When Jane Lovejoy’s husband phoned to tell her the news that he had been passed over for the promotion he had been hoping for, and denied the raise he expected, she knew that she would have to do something special to raise his spirits, and she knew that she would have to do the heavy lifting.
In many ways Richard was more fragile and temperamental than their four year old son, and he would need something special to soothe his bruised ego, Jane thought that a trip to Lake Street and an evening of debauchery was just the sort of thing he would need to keep himself calm…though she would enjoy it too, more importantly it would keep him distracted and keep him from turning his resentment and anger against her, or their son.
She sent the boy to her mother’s house in Linden Hills, and had the servants prepare a platter of food they could eat at room temperature, including a roast beef and a chicken that would keep well for hours in the ice box.
After her maid helped her with her hair and dress Jane sent all the servants home, then she poured herself a martini about a half an hour before Richard came home.
It was raining hard by the time he came through the door, but her timing was perfect. He had parked under the port cochere so he was barely damp. She greeted him in the parlor with a lit cigarette in one hand and a Manhattan made just the way he liked it in the other.

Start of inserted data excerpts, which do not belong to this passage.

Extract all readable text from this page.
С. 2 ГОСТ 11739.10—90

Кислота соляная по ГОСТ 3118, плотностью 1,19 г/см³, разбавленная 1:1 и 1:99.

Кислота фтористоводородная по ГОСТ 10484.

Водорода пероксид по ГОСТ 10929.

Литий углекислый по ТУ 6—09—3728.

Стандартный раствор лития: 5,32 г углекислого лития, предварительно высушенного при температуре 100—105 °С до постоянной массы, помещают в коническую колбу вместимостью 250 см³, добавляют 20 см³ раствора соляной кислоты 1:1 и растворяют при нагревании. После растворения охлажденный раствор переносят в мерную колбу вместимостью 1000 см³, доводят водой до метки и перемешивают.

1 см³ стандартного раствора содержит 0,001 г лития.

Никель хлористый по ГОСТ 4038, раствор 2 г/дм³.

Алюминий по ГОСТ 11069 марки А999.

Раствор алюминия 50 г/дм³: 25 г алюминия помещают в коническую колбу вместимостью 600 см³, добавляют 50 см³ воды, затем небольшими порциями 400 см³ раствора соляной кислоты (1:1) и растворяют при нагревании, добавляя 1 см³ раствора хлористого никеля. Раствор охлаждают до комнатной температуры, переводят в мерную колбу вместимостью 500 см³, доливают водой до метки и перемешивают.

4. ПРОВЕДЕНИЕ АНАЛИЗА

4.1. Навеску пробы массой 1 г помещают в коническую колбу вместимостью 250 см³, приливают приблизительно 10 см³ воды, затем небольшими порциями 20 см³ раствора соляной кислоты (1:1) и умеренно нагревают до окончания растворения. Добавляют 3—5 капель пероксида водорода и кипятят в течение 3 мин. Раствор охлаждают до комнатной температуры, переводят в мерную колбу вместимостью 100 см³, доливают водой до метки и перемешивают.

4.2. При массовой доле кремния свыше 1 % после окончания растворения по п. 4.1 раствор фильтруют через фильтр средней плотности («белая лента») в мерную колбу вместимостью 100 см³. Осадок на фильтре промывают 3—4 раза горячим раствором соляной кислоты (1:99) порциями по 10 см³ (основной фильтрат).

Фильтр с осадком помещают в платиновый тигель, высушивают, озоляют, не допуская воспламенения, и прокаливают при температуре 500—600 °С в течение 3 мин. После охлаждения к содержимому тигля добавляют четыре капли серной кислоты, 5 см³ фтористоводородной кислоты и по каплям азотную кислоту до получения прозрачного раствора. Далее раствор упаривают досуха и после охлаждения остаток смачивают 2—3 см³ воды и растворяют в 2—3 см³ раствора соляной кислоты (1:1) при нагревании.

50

Richard came through the door with his shoulders sagging and the air of defeat about him. His face was set in a mean-grimace, but when he saw his wife standing in the light of the Tiffany chandelier, slender and blonde, with her make-up done in her signature sultry-style, his mood began to change.
He only paused for a second, as his sense of failure magnified for the span of a heartbeat before he let it go so that he could extend his imagination to the expectation of what the rest of the night promised.
He understood that his wife was going to spend her money pampering him once again, not to celebrate his success, but to compensate him for his poor performance at the Lumber Exchange.
The sting of shame melted away when he saw the hem of her stockings and garter belt below the fringe of her too-short, emerald-green dress.
She walked toward him with her pale thighs barely rubbing together, handed him the drink and the lit cigarette, and then kissed him lightly on the lips brushing them languidly with the tip of her tongue as he moaned with delight.
The house was quiet. He knew they were alone, and soon they would be headed to the strip, his wife would dope him up and let him smother his woes between the breasts of some immigrant girl, then she would call his boss in the morning and tell him that he was too sick to come in.